Gerakan Post-Modernisme dan Tantangan terhadap Kekuasaan Media
Gerakan post-modernisme mengubah perspektif terhadap massa media. Dengan menolak ide narasi tunggal dan kebenaran absolut, gerakan ini mendorong masyarakat untuk mengadopsi pemikiran kritis terhadap informasi yang diterima melalui media massa. Post-modernisme menekankan bahwa realitas adalah konstruksi sosial, sehingga masyarakat dihimbau untuk menginterpretasi narasi yang disajikan oleh media. Meskipun gerakan ini membawa perubahan positif dengan menciptakan kesadaran kritis, tantangan terhadap kebenaran obyektif dapat menimbulkan konsekuensi yang tidak diinginkan. Hal ini menciptakan kondisi di mana penggunaan bahasa dalam media menjadi semakin kompleks, menciptakan pemaknaan yang bersifat multitafsir dan konstruksi yang berlebihan (Rizqi Fitrianti, 2021). Hasilnya, permainan bahasa ini dianggap melebihi kenyataan, menjadikan konstruksi tersebut terasa begitu realistis dalam kehidupan masyarakat sehari-hari.

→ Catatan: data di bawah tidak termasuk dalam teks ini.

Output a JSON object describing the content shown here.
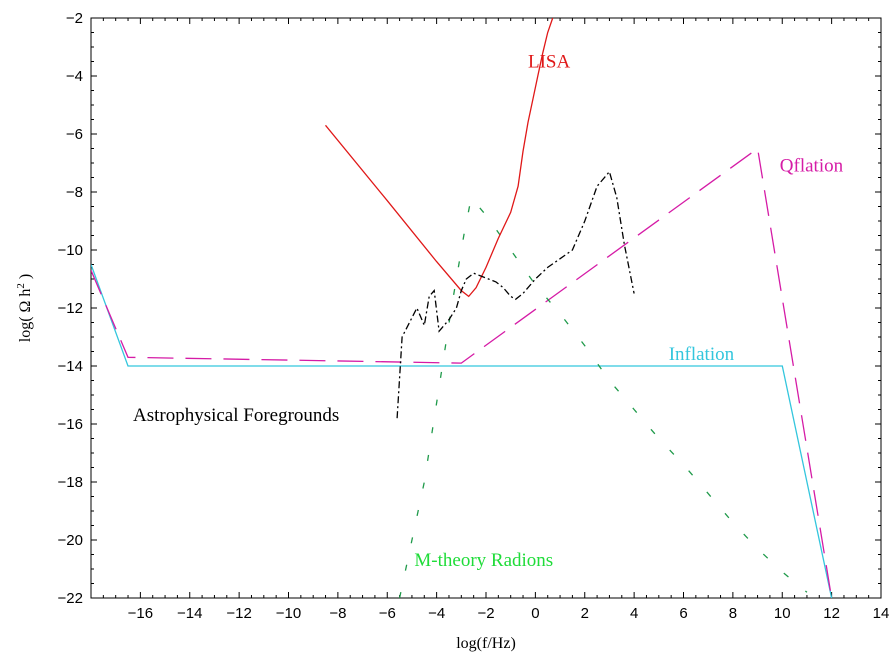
{
  "chart_data": {
    "type": "line",
    "xlabel": "log(f/Hz)",
    "ylabel": "log( Ω h",
    "ylabel_sup": "2",
    "ylabel_close": ")",
    "xlim": [
      -18,
      14
    ],
    "ylim": [
      -22,
      -2
    ],
    "xticks": [
      -16,
      -14,
      -12,
      -10,
      -8,
      -6,
      -4,
      -2,
      0,
      2,
      4,
      6,
      8,
      10,
      12,
      14
    ],
    "xtick_labels": [
      "−16",
      "−14",
      "−12",
      "−10",
      "−8",
      "−6",
      "−4",
      "−2",
      "0",
      "2",
      "4",
      "6",
      "8",
      "10",
      "12",
      "14"
    ],
    "yticks": [
      -22,
      -20,
      -18,
      -16,
      -14,
      -12,
      -10,
      -8,
      -6,
      -4,
      -2
    ],
    "ytick_labels": [
      "−22",
      "−20",
      "−18",
      "−16",
      "−14",
      "−12",
      "−10",
      "−8",
      "−6",
      "−4",
      "−2"
    ],
    "grid": false,
    "series": [
      {
        "name": "Inflation",
        "color": "#33c6dd",
        "dash": "solid",
        "x": [
          -18,
          -16.5,
          10,
          12
        ],
        "y": [
          -10.5,
          -14,
          -14,
          -22
        ]
      },
      {
        "name": "Qflation",
        "color": "#d51ba6",
        "dash": "long-dash",
        "x": [
          -18,
          -16.5,
          -3,
          9,
          12
        ],
        "y": [
          -10.7,
          -13.7,
          -13.9,
          -6.5,
          -22
        ]
      },
      {
        "name": "M-theory Radions",
        "color": "#1f9a4a",
        "dash": "dotted-dash",
        "x": [
          -5.5,
          -4.5,
          -3.4,
          -2.9,
          -2.6,
          -2,
          -1,
          0,
          1,
          2,
          3,
          4,
          5,
          6,
          7,
          8,
          9,
          10,
          11
        ],
        "y": [
          -22,
          -18,
          -12,
          -9.5,
          -8.2,
          -8.8,
          -10,
          -11.2,
          -12.2,
          -13.3,
          -14.5,
          -15.5,
          -16.5,
          -17.4,
          -18.4,
          -19.4,
          -20.3,
          -21.1,
          -21.8
        ]
      },
      {
        "name": "LISA",
        "color": "#e01818",
        "dash": "solid",
        "x": [
          -8.5,
          -6,
          -4,
          -3,
          -2.7,
          -2.4,
          -2,
          -1.5,
          -1,
          -0.7,
          -0.5,
          -0.3,
          -0.1,
          0.1,
          0.3,
          0.5,
          0.7
        ],
        "y": [
          -5.7,
          -8.3,
          -10.4,
          -11.4,
          -11.6,
          -11.3,
          -10.6,
          -9.6,
          -8.7,
          -7.8,
          -6.6,
          -5.6,
          -4.8,
          -4.0,
          -3.2,
          -2.5,
          -2
        ]
      },
      {
        "name": "Astrophysical Foregrounds",
        "color": "#000000",
        "dash": "dash-dot",
        "x": [
          -5.6,
          -5.4,
          -5.1,
          -4.8,
          -4.5,
          -4.3,
          -4.1,
          -3.9,
          -3.8,
          -3.5,
          -3.2,
          -3.0,
          -2.8,
          -2.5,
          -2.2,
          -1.9,
          -1.6,
          -1.3,
          -1.0,
          -0.8,
          -0.5,
          0,
          0.5,
          1,
          1.5,
          2,
          2.5,
          3,
          3.3,
          3.6,
          4
        ],
        "y": [
          -15.8,
          -13.0,
          -12.5,
          -12.0,
          -12.6,
          -11.6,
          -11.4,
          -12.8,
          -12.7,
          -12.4,
          -12.0,
          -11.4,
          -11.0,
          -10.8,
          -10.9,
          -11.0,
          -11.1,
          -11.3,
          -11.6,
          -11.7,
          -11.5,
          -11.0,
          -10.6,
          -10.3,
          -10.0,
          -9.0,
          -7.8,
          -7.3,
          -8.2,
          -9.8,
          -11.5
        ]
      }
    ],
    "annotations": [
      {
        "text": "LISA",
        "color": "#e01818",
        "x": -0.3,
        "y": -3.7
      },
      {
        "text": "Qflation",
        "color": "#d51ba6",
        "x": 9.9,
        "y": -7.3
      },
      {
        "text": "Inflation",
        "color": "#33c6dd",
        "x": 5.4,
        "y": -13.8
      },
      {
        "text": "Astrophysical Foregrounds",
        "color": "#000000",
        "x": -16.3,
        "y": -15.9
      },
      {
        "text": "M-theory Radions",
        "color": "#1fdc39",
        "x": -4.9,
        "y": -20.9
      }
    ]
  }
}
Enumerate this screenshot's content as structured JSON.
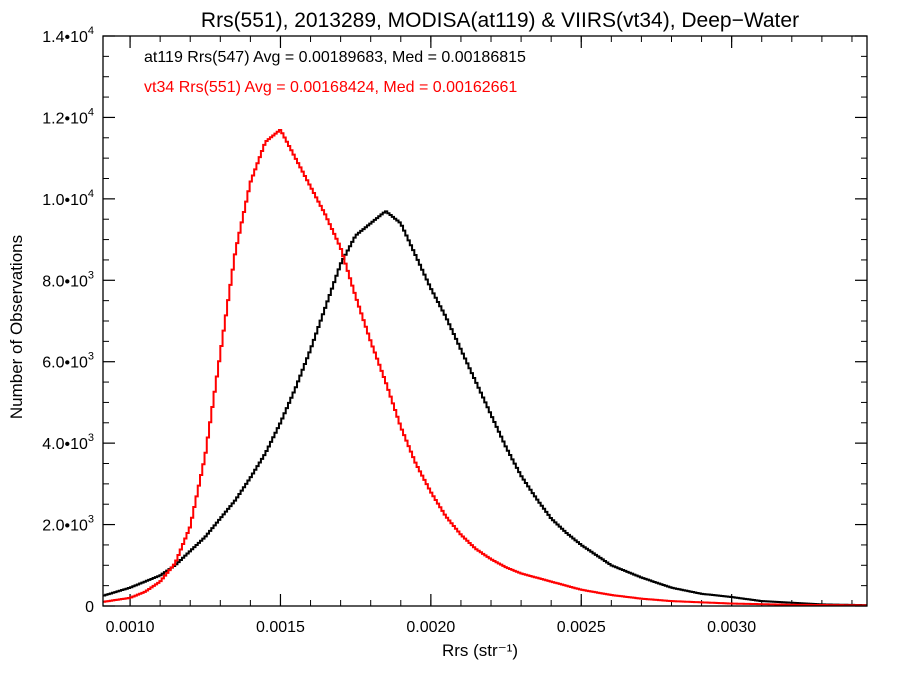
{
  "chart_data": {
    "type": "line",
    "title": "Rrs(551), 2013289, MODISA(at119) & VIIRS(vt34), Deep−Water",
    "xlabel": "Rrs (str⁻¹)",
    "ylabel": "Number of Observations",
    "xlim": [
      0.00091,
      0.00345
    ],
    "ylim": [
      0,
      14000
    ],
    "grid": false,
    "legend_position": "top-left",
    "x_ticks": [
      {
        "value": 0.001,
        "label": "0.0010"
      },
      {
        "value": 0.0015,
        "label": "0.0015"
      },
      {
        "value": 0.002,
        "label": "0.0020"
      },
      {
        "value": 0.0025,
        "label": "0.0025"
      },
      {
        "value": 0.003,
        "label": "0.0030"
      }
    ],
    "y_ticks": [
      {
        "value": 0,
        "mant": "0",
        "exp": ""
      },
      {
        "value": 2000,
        "mant": "2.0•10",
        "exp": "3"
      },
      {
        "value": 4000,
        "mant": "4.0•10",
        "exp": "3"
      },
      {
        "value": 6000,
        "mant": "6.0•10",
        "exp": "3"
      },
      {
        "value": 8000,
        "mant": "8.0•10",
        "exp": "3"
      },
      {
        "value": 10000,
        "mant": "1.0•10",
        "exp": "4"
      },
      {
        "value": 12000,
        "mant": "1.2•10",
        "exp": "4"
      },
      {
        "value": 14000,
        "mant": "1.4•10",
        "exp": "4"
      }
    ],
    "series": [
      {
        "legend": "at119 Rrs(547) Avg = 0.00189683, Med = 0.00186815",
        "color": "#000000",
        "x": [
          0.00091,
          0.001,
          0.0011,
          0.00115,
          0.0012,
          0.00125,
          0.0013,
          0.00135,
          0.0014,
          0.00145,
          0.0015,
          0.00155,
          0.0016,
          0.00165,
          0.0017,
          0.00175,
          0.0018,
          0.00185,
          0.0019,
          0.00195,
          0.002,
          0.00205,
          0.0021,
          0.00215,
          0.0022,
          0.00225,
          0.0023,
          0.00235,
          0.0024,
          0.00245,
          0.0025,
          0.00255,
          0.0026,
          0.0027,
          0.0028,
          0.0029,
          0.003,
          0.0031,
          0.0032,
          0.0033,
          0.00345
        ],
        "y": [
          250,
          450,
          750,
          1000,
          1350,
          1700,
          2150,
          2600,
          3150,
          3750,
          4500,
          5350,
          6300,
          7350,
          8400,
          9100,
          9400,
          9700,
          9400,
          8600,
          7800,
          7100,
          6300,
          5500,
          4700,
          3900,
          3200,
          2650,
          2150,
          1800,
          1500,
          1250,
          1000,
          700,
          450,
          300,
          220,
          120,
          80,
          40,
          20
        ]
      },
      {
        "legend": "vt34 Rrs(551) Avg = 0.00168424, Med = 0.00162661",
        "color": "#ff0000",
        "x": [
          0.00091,
          0.001,
          0.00105,
          0.0011,
          0.00115,
          0.0012,
          0.00125,
          0.0013,
          0.00135,
          0.0014,
          0.00145,
          0.0015,
          0.00155,
          0.0016,
          0.00165,
          0.0017,
          0.00175,
          0.0018,
          0.00185,
          0.0019,
          0.00195,
          0.002,
          0.00205,
          0.0021,
          0.00215,
          0.0022,
          0.00225,
          0.0023,
          0.0024,
          0.0025,
          0.0026,
          0.0027,
          0.0028,
          0.003,
          0.0032,
          0.00345
        ],
        "y": [
          100,
          200,
          350,
          600,
          1050,
          1950,
          3700,
          6200,
          8700,
          10400,
          11400,
          11700,
          11000,
          10300,
          9600,
          8800,
          7600,
          6500,
          5500,
          4400,
          3500,
          2800,
          2200,
          1750,
          1400,
          1150,
          950,
          800,
          600,
          400,
          270,
          180,
          120,
          60,
          30,
          15
        ]
      }
    ]
  }
}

Media massa sebagai kekuatan signifikan dalam membentuk budaya modern, memiliki potensi besar untuk disalahgunakan demi kepentingan politik dan ekonomi tertentu. Kritik diharapkan sebagai alat pembentukan masyarakat yang perlu diterima dan terus diperdebatkan dalam masyarakat. Dengan adanya media sosial dan pengaruh gerakan post-modernisme, masyarakat diharapkan dapat menjadi lebih aktif dan kritis dalam mengonsumsi informasi. Namun, tantangan terhadap kebenaran obyektif juga harus diatasi dengan bijaksana, untuk menghindari jatuh ke dalam wilayah manipulasi informasi yang dapat dimanfaatkan oleh kepentingan yang tidak jujur. Oleh karena itu, dalam menghadapi era media modern, kesadaran kritis dan kemampuan menyaring informasi yang benar tetap menjadi kunci untuk menjaga keseimbangan antara kebebasan berpendapat dan perlindungan terhadap manipulasi informasi.